Okafor’s had a mess of a month. On the court, his team was winless, 0-18, until last night. Off the court, he’s recently made some miscues and mistakes which have been exposing and embarrassing. And for his recent involvement in a street fight in Boston, Jahlil has been suspended for two games effective immediately.
Okafor, who will turn 20 on December 15th, was caught on video engaging in a brawl with a man outside a Boston nightclub in the early-morning hours after losing to the Celtics after LEADING by 11 late in the game. The victim filed a report with the Boston Police Department, and police have urged any other possible victims to come forward. The videos released by TMZ appear to show two separate scuffles.
It is now reported that Okafor was involved in two altercations leaving nightclubs, the most recent after a loss in Boston that saw TMZ release two videos detailing Okafor punching out hecklers. He also was stopped on a bridge by police last month driving 108mph in a zone where 40 mph is considered reckless.
Last Sunday, Okafor tweeted that “I own my choices” and he “doesn’t want to be a distraction for my team” going forward. He went on to say that
“I hold myself to a higher standard than anyone else ever could and I’m not proud of some of my decisions over the last few months,” Okafor wrote. “I own my choices both personally and now publicly. At this point I am cooperating and respecting the process I have to go through.
Going forward I don’t want to be a distraction for my team and am grateful for the support and guidance those close to me are giving. I am 100 percent focused on my responsibility to the league, my teammates and fans.”

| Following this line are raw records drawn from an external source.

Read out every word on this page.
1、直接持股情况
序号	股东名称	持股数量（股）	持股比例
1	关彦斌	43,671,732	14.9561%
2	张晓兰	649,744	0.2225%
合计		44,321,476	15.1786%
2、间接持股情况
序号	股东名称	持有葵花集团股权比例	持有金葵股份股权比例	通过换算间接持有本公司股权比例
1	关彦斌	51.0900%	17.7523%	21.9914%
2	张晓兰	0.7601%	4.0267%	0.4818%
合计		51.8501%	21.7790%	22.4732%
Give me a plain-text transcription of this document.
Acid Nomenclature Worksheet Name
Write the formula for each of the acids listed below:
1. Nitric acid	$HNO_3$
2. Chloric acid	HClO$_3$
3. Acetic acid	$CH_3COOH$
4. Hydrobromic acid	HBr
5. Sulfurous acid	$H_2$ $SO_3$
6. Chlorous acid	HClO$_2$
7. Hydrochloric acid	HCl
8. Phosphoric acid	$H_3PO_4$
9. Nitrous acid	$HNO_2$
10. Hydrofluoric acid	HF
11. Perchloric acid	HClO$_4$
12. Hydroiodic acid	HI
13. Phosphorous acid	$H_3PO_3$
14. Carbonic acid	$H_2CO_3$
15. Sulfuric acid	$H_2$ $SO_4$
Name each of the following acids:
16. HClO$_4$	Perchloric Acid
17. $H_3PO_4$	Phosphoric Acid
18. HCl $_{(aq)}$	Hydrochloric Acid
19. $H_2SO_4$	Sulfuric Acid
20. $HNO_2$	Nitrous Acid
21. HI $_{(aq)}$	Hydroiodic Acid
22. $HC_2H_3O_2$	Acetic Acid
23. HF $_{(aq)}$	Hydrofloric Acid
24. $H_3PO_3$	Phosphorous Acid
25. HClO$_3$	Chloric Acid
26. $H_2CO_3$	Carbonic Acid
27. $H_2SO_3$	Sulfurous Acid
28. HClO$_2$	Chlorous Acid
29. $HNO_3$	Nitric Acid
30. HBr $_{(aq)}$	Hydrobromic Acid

He called the Boston punching incident “dumb” and “something I’m embarrassed about.”
As for the Philadelphia 76ers, the team released this statement:
“Jahlil is a very important part of our organization and our future. While we are disappointed with his recent actions, we have faith in him as a valued member of the Sixers. We will provide the necessary resources to support him on his journey and will do our part to help him succeed both on and off the court.”
On the court, Jahlil has experienced basketball success. Despite the fact that his team is now at the bottom of the barrel, he has a promising future. And off of the court, Jahlil has experienced extreme exigency with his mother and exciting expectancy with his father.

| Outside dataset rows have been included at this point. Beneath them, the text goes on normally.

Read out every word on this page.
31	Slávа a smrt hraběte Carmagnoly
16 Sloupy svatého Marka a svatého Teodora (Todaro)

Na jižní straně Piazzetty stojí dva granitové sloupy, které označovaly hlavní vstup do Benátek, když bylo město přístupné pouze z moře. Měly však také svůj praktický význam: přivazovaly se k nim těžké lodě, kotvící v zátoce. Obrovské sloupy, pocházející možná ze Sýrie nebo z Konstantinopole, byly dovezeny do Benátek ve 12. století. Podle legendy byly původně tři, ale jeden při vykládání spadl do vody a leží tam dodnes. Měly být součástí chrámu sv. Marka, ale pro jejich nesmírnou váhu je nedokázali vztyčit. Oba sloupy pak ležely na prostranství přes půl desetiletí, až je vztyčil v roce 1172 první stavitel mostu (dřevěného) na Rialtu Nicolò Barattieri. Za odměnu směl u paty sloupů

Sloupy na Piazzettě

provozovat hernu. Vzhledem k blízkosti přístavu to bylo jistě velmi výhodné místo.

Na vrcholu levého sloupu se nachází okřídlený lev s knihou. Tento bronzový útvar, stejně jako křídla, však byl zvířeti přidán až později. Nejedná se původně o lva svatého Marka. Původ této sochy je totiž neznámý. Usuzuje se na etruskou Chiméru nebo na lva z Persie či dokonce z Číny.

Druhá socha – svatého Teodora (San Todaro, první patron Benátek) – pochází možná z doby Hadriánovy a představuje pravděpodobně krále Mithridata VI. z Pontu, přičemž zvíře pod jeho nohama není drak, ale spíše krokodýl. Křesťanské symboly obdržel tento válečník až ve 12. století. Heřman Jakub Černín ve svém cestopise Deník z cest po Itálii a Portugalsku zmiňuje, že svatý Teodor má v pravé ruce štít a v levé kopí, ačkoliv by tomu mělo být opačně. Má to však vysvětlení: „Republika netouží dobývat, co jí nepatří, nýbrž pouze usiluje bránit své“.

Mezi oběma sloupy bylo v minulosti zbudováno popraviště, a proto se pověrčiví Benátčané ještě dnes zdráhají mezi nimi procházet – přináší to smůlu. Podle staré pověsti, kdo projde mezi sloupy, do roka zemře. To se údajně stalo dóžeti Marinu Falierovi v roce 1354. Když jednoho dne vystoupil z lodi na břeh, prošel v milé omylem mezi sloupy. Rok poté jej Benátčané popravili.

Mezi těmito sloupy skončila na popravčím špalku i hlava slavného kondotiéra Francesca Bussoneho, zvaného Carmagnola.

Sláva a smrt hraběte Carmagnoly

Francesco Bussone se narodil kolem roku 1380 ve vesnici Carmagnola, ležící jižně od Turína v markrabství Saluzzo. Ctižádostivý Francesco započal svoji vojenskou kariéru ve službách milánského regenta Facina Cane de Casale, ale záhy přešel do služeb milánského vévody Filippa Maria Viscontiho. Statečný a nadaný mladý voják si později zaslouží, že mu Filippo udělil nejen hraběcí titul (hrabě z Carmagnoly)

Jahlil’s mother, Dacresha Lanett Benton, died when he was 9 years old as the result of a collapsed lung. Jahlil moved to Chicago to live with his father, and Jahlil’s story became two stories, connected: the story of a boy turning to his father to learn to become a man, and the story of a father whose wandering life – a life of mistakes and trouble and unfulfilled potential, a life cast in the shadow of his own mother passing away at a young age – was set straight when he realized that, now, he was all his son had. “Without Jah,” Chucky Okafor told me simply, “I’d probably be dead or in jail.”

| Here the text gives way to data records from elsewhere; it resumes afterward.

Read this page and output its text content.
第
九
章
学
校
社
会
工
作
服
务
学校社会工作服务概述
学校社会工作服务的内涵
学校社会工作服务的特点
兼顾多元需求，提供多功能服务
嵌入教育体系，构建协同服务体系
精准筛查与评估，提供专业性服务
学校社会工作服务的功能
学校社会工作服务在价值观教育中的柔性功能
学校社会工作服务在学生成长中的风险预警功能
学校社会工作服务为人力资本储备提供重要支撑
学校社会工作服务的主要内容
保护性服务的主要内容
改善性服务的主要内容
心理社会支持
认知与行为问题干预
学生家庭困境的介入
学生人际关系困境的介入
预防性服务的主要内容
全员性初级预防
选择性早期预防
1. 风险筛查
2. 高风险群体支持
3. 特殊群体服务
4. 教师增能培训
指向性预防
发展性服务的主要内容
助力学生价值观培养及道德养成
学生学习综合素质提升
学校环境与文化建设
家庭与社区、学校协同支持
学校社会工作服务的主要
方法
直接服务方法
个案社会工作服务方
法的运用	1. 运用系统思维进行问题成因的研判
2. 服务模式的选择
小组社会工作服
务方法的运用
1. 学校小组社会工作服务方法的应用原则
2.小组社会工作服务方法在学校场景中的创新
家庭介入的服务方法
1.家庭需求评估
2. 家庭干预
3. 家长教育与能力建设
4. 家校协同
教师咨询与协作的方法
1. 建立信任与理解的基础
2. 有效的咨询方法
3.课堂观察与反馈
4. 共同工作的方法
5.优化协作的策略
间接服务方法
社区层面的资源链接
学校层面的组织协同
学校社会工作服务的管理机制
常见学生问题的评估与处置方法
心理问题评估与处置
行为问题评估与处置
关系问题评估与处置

After Jahlil’s mother died, the father came to save the son. It turns out the son saved the father, too.
So what can we learn from Jahlil’s life and his recent letdowns? Disappointments and downers and difficulties can and must be overcome. Unforced errors are messes of our own making which can be controlled. And we can control them. The tragic death of a loved one, especially your mom at an early age, can be traumatic and even catastrophic. But it need not be cataclysmic. We have the innate, God given ability to bounce back and bound forward, if only we limit and learn from the “rookie” mistakes we make along the way.